Doesn’t the clients you do design work for condition your creativity to obtain whatever communication or otherwise goals they have? Do you find this a challenge or a nuisance?

No, I’m lucky that I do many different things. The briefs are usually pretty open and flexible, even vague sometimes. Moreover, people expect something new, work of an experimental nature.

Maybe your work is very well known and precisely what clients ask you to do is the same type of art they see in your personal work. Is this the case and maybe that’s precisely the nuisance?

It’s good to surprise people to keeps things looking forward.

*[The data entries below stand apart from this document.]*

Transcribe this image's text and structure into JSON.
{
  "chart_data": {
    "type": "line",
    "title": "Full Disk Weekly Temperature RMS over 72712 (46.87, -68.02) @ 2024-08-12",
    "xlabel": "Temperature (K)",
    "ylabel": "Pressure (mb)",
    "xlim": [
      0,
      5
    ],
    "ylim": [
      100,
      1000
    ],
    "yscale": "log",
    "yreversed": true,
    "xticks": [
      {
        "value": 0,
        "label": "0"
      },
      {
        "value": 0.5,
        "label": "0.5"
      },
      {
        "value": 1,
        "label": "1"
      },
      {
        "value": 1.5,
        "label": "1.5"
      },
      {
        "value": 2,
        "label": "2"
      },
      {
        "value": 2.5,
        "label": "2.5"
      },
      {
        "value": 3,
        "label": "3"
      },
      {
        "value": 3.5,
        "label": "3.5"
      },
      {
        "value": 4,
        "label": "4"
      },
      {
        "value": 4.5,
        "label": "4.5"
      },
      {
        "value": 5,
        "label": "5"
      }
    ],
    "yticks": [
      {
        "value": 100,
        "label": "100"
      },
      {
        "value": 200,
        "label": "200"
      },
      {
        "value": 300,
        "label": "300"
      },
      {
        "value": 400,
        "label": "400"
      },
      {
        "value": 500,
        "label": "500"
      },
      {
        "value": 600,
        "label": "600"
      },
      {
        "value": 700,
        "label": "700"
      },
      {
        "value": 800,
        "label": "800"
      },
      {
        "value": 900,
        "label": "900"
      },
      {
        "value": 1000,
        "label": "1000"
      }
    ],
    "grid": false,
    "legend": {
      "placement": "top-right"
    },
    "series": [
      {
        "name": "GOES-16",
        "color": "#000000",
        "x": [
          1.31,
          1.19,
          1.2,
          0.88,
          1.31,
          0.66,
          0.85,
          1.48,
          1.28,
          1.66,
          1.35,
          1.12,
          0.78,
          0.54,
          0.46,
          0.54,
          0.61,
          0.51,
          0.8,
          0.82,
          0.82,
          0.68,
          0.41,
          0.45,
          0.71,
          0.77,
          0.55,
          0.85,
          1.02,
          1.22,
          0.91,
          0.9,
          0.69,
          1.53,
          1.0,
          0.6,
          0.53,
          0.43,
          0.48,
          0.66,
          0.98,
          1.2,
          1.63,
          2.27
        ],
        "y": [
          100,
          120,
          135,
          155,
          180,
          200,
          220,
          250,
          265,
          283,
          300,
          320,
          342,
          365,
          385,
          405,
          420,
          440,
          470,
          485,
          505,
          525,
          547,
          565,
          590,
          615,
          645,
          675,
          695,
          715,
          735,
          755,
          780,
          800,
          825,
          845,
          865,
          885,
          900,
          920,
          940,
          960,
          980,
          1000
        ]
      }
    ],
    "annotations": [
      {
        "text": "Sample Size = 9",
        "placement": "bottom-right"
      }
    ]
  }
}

I would like you tell us about your creative process and particularly how’s the balance between the process and the result. Anything is good as long as it takes you to the desired objective or precisely is the process what makes it worthwhile and the result is just an expression of that process? Can you elaborate on this, please?

Most things start in the sketchbook or on paper somewhere, these are worked on and built up, photocopied, stood on and digested a while until the point when it needs to be executed into something else or dies. This process can be very quick or take a lot longer. I really don’t have an usual daily working practice but like the floor to paint, working at night and early morning. I think you have your own kind of temperature barometer inside that tells when something is right or finished or not (it’s sometimes hard not to overcook a good dish) a directional way map if you like or GPS in the inner zone. In the studio things may get left aside and re-appear when your not looking or trying to find something else covered in dust. Disorder ugly beautiful The mighty Thelonius Monk was right.

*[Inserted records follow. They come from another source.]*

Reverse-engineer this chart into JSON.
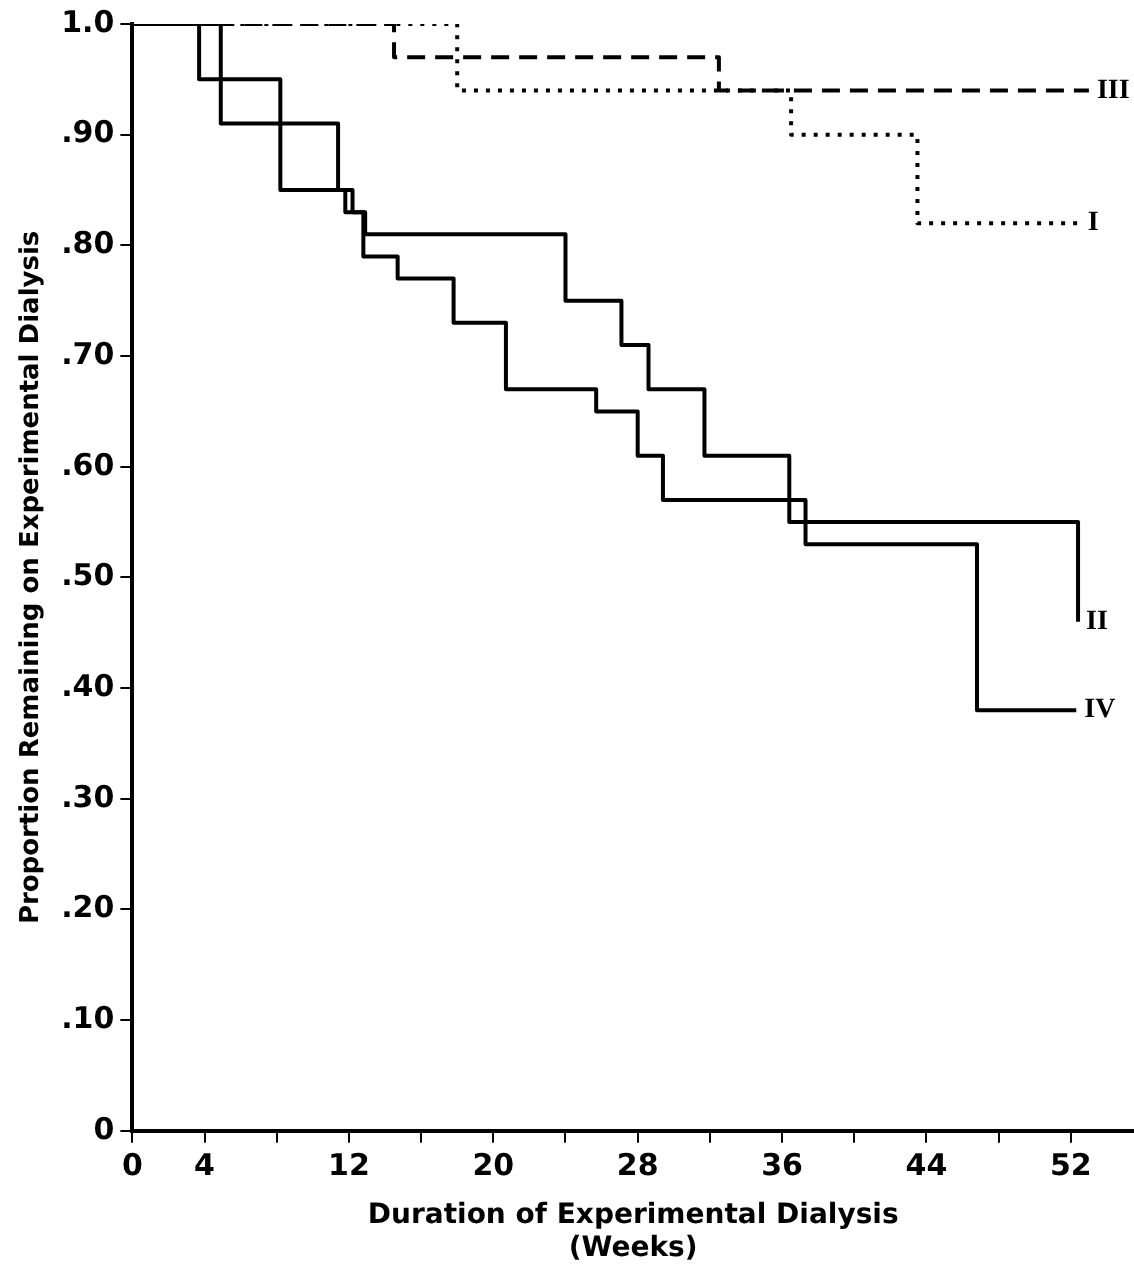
{
  "chart_data": {
    "type": "step",
    "xlabel": "Duration of Experimental Dialysis\n(Weeks)",
    "ylabel": "Proportion Remaining on Experimental Dialysis",
    "xlim": [
      0,
      55.5
    ],
    "xticks": [
      0,
      4,
      {
        "value": 8,
        "label": null
      },
      12,
      {
        "value": 16,
        "label": null
      },
      20,
      {
        "value": 24,
        "label": null
      },
      28,
      {
        "value": 32,
        "label": null
      },
      36,
      {
        "value": 40,
        "label": null
      },
      44,
      {
        "value": 48,
        "label": null
      },
      52
    ],
    "ylim": [
      0,
      1
    ],
    "yticks": [
      {
        "value": 0,
        "label": "0"
      },
      {
        "value": 0.1,
        "label": ".10"
      },
      {
        "value": 0.2,
        "label": ".20"
      },
      {
        "value": 0.3,
        "label": ".30"
      },
      {
        "value": 0.4,
        "label": ".40"
      },
      {
        "value": 0.5,
        "label": ".50"
      },
      {
        "value": 0.6,
        "label": ".60"
      },
      {
        "value": 0.7,
        "label": ".70"
      },
      {
        "value": 0.8,
        "label": ".80"
      },
      {
        "value": 0.9,
        "label": ".90"
      },
      {
        "value": 1,
        "label": "1.0"
      }
    ],
    "grid": false,
    "legend": false,
    "marker": "none",
    "series": [
      {
        "name": "I",
        "color": "#000000",
        "line_style": "dotted",
        "x": [
          0,
          18,
          36.5,
          43.5,
          52.5
        ],
        "values": [
          1,
          0.94,
          0.9,
          0.82,
          0.82
        ]
      },
      {
        "name": "II",
        "color": "#000000",
        "line_style": "solid",
        "x": [
          0,
          3.7,
          8.2,
          11.4,
          12.2,
          12.9,
          24,
          27.1,
          28.6,
          31.7,
          36.4,
          52.4
        ],
        "values": [
          1,
          0.95,
          0.91,
          0.85,
          0.83,
          0.81,
          0.75,
          0.71,
          0.67,
          0.61,
          0.55,
          0.46
        ]
      },
      {
        "name": "III",
        "color": "#000000",
        "line_style": "dashed",
        "x": [
          0,
          14.5,
          32.5,
          53
        ],
        "values": [
          1,
          0.97,
          0.94,
          0.94
        ]
      },
      {
        "name": "IV",
        "color": "#000000",
        "line_style": "solid",
        "x": [
          0,
          4.9,
          8.2,
          11.8,
          12.8,
          14.7,
          17.8,
          20.7,
          25.7,
          28,
          29.4,
          37.3,
          46.8,
          52.3
        ],
        "values": [
          1,
          0.91,
          0.85,
          0.83,
          0.79,
          0.77,
          0.73,
          0.67,
          0.65,
          0.61,
          0.57,
          0.53,
          0.38,
          0.38
        ]
      }
    ]
  }
}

There’s a generation of artists worldwide that I think that share at least a somehow similar attitude and sometimes some aesthetics coordinates. Some of them come from the street art, some other, like yourself, are making the line between a designer and an artist very blurry… what do you think you share with other artists from that same “scene”?

For me it’s always for a DIY attitude. Creating something different and new whilst being part of something larger is part of it by nature, humor, connecting, hunger, fighting for what you believe in, staying clear of the wider system.

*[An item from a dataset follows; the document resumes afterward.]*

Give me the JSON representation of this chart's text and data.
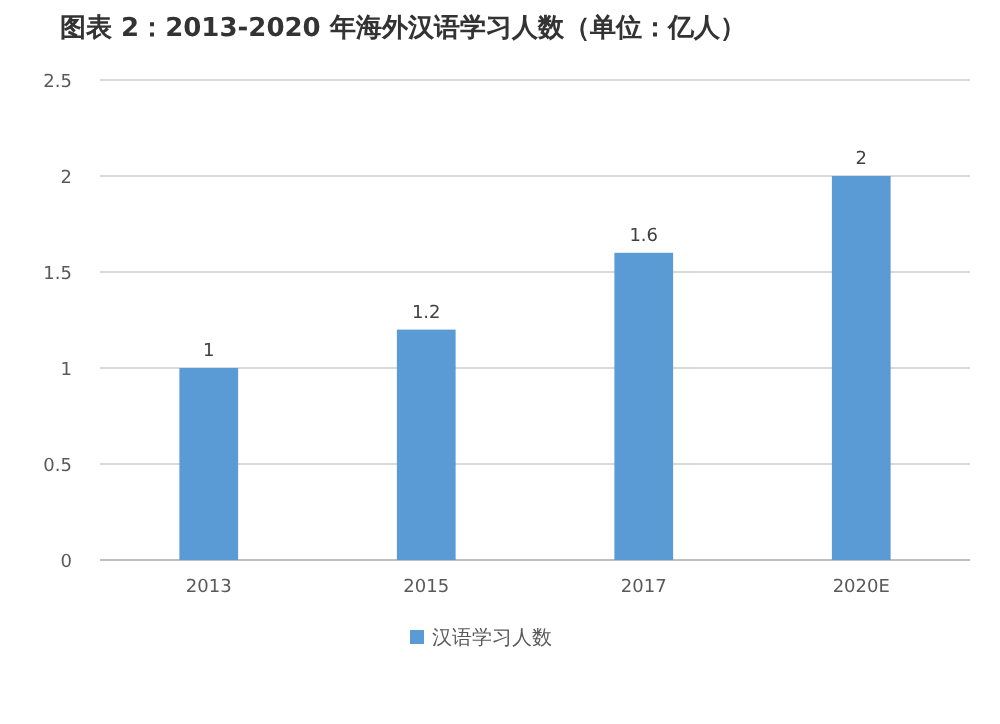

There’s a question that intrigues me from all artists in general and wanted to ask you about: How much of your personal visual universe comes from your childhood? Is the kid inside of you a big percentage of who you are as an artist?

Probably more than I think. I used to get these dreams in black and white, all animated and extremely fast adventure moving images, almost manga style but different, they came from who knows where one day. As a kid I was always pretty much into drawing, space suits, constructing, the usual stuff but always in a daydreamer mode.

What have you been working on recently?

A music video for Cineplexx, Helium cowboy 5year show and developing new work for a forthcoming solo show at the Calm and Punk gallery Tokyo later in the year plus other stuff to be realized over the next few months.

And any interesting project coming up that you can tell us about?

To free up headspace and confusion between NCC print, motion and other projects from my own installation / exhibition artworks. I ll be pushing all my personal work through www.stephensmithlloyd.com from now on.

Some project you would love to do but didn’t have the chance or nobody has asked you to do yet?

A freestyle sound vision festival traveling geo disc tent on wheels

Can you turn us into some artists or something interesting that we should know about?

If I start this list I’ll miss people out… too much good stuff at the moment. Mebike in Amsterdam in september is looking good.